その結果によっては、これ以上何もする必要はないかもしれないし、今後放射線治療、ホルモン療法、センチネルリンパ節生検を行なう可能性がある旨話しを受けました。
切開手術後、どういった結果だとその後、センチネルリンパ節切除やその他の治療が必要になってくるのでしょうか。
正直もうこれ以上皮膚に傷を付けたくないので、また手術となると体力的にも精神的にも苦痛で、切開手術ですら、白の可能性があるなら放棄したい位です。
切開手術を先延ばしにしようとしたら、医師から2、3ヶ月以内には受けるよう言われました。
そんなに重症なのかと不安です。
それならば、どうして切開手術時にセンチネルリンパ節切除も1度にやってくれないのか不思議で仕方ありません。
 

田澤先生からの回答

こんにちは。田澤です。
まずADHについてはトップページの『ADH』の中の「ADHについて」「鑑別困難とADH」を良く読んでみてください。
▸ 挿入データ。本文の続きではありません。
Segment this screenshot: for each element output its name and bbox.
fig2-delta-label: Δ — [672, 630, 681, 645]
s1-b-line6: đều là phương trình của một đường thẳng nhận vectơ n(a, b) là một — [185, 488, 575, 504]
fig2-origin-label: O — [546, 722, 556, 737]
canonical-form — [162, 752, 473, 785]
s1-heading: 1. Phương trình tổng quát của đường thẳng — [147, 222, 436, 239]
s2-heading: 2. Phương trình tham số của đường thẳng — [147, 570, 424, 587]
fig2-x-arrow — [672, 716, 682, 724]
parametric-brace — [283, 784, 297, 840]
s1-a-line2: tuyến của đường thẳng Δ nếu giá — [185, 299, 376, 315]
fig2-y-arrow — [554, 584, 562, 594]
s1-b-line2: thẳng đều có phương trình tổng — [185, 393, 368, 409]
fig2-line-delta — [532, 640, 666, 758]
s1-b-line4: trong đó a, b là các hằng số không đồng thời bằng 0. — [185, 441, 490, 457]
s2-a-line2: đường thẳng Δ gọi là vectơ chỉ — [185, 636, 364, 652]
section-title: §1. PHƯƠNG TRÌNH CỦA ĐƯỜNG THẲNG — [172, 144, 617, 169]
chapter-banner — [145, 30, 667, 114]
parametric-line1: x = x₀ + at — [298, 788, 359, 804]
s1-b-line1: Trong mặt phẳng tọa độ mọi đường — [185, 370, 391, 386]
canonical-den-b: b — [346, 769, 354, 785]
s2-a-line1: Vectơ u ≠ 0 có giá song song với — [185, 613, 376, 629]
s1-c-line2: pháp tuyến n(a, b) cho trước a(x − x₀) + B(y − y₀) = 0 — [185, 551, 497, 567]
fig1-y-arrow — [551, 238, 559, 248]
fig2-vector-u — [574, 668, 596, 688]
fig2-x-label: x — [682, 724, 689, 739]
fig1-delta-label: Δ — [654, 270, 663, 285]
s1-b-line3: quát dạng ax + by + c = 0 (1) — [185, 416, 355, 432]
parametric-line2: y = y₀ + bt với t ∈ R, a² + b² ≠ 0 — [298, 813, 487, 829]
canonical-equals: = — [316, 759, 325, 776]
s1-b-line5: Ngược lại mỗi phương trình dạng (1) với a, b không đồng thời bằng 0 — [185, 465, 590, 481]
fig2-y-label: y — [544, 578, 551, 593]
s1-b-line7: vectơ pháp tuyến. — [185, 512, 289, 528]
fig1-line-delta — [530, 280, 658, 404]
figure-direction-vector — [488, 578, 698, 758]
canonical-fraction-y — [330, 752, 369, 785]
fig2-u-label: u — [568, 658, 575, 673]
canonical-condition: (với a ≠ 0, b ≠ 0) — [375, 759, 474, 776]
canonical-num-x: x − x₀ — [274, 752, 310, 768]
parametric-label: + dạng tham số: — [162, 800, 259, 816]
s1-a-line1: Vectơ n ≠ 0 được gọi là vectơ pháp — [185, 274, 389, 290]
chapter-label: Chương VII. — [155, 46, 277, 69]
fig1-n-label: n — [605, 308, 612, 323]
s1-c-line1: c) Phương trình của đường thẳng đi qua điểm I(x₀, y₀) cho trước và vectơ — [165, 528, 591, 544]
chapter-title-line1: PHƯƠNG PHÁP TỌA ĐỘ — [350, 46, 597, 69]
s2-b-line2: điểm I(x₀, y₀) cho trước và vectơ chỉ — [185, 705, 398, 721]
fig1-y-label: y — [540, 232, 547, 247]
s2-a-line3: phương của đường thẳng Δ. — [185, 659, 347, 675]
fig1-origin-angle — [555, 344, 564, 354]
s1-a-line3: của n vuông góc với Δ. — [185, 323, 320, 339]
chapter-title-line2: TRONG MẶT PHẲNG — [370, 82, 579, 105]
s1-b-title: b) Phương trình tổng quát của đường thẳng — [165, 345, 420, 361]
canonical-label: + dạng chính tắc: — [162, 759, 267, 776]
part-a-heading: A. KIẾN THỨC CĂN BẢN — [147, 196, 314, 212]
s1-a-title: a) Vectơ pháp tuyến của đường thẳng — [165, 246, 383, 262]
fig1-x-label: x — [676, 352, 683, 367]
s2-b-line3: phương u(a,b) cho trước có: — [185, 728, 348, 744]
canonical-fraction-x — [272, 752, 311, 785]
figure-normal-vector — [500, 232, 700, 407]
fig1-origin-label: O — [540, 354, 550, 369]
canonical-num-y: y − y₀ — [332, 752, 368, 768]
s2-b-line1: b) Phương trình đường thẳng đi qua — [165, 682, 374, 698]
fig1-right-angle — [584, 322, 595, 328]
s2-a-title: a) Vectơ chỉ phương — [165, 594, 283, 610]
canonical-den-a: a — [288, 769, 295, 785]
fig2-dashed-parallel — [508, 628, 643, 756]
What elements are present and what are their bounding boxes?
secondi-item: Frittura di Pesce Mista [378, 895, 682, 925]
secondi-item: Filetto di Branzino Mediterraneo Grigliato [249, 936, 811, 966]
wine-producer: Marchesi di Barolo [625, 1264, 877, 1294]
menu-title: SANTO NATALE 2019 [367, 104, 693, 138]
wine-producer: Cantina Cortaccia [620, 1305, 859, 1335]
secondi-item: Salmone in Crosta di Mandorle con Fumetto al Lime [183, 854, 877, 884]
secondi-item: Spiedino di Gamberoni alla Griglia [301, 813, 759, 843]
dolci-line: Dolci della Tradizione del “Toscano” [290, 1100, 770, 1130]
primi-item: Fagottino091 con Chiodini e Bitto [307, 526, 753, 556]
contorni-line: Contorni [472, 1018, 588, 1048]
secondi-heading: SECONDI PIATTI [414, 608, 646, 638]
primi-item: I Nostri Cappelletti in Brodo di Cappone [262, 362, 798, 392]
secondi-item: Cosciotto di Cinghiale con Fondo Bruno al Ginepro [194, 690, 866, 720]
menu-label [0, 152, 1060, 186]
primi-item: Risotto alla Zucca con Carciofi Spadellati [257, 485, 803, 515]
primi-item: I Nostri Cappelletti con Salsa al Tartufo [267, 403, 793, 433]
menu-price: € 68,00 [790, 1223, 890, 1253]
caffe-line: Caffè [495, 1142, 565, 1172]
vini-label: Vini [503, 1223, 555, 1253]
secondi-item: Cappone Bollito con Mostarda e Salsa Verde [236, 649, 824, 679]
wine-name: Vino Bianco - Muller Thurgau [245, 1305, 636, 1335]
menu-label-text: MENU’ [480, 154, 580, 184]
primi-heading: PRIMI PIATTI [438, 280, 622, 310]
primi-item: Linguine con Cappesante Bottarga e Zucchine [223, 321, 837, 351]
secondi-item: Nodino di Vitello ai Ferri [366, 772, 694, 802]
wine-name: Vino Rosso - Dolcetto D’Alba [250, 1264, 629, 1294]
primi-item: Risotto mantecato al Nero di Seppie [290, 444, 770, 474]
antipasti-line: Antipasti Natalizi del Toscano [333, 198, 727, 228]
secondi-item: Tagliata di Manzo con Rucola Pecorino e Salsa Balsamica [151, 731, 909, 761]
ADHについて誤解している人が(乳腺外科医の中にも)沢山いらっしゃいますが、
「ADHは前癌病変ではなく、むしろ小さい(2mm>)だけで立派な癌」なのです。
○しかも病変全体を評価してのADHではなく、ST-MMT(サンプリング検査)でのADHは全く確定診断ではありません。(周辺の組織に同病変が2mm≦存在している可能性が十分にあるのです)
 
「医師から、切開手術を勧められており、少し大きめに該当箇所を切除する」
⇒全く「正しい」治療方針です。
 
「その結果によっては、これ以上何もする必要はないかもしれないし、今後放射線治療、ホルモン療法、センチネルリンパ節生検を行なう可能性がある」
⇒まさにその通りです。
 
「切開手術後、どういった結果だとその後、センチネルリンパ節切除やその他の治療が必要になってくるのでしょうか。」
⇒病理結果が
 ①(結局)ADHどまり…(これ以上の)治療は不要
 ②非浸潤癌…放射線照射のみ
 ③浸潤癌…センチネルリンパ節生検+放射線照射+薬物療法(ホルモン療法など)
 つまり③浸潤癌の場合には「センチネルリンパ節切除やその他の治療が必要」となります。
 
「そんなに重症なのかと不安です。」
⇒重症ではなく、「癌の疑いがある」ということです。(上記①~③の可能性があります)
 
「それならば、どうして切開手術時にセンチネルリンパ節切除も1度にやってくれないのか不思議で仕方ありません。」
⇒全く不思議ではありません。
 ①の可能性が残っている以上、「癌の手術をしてはいけない」のです。
 ♯センチネルリンパ節生検や腋窩郭清などは「癌と言う確定診断」のもとでしか行ってはいけません。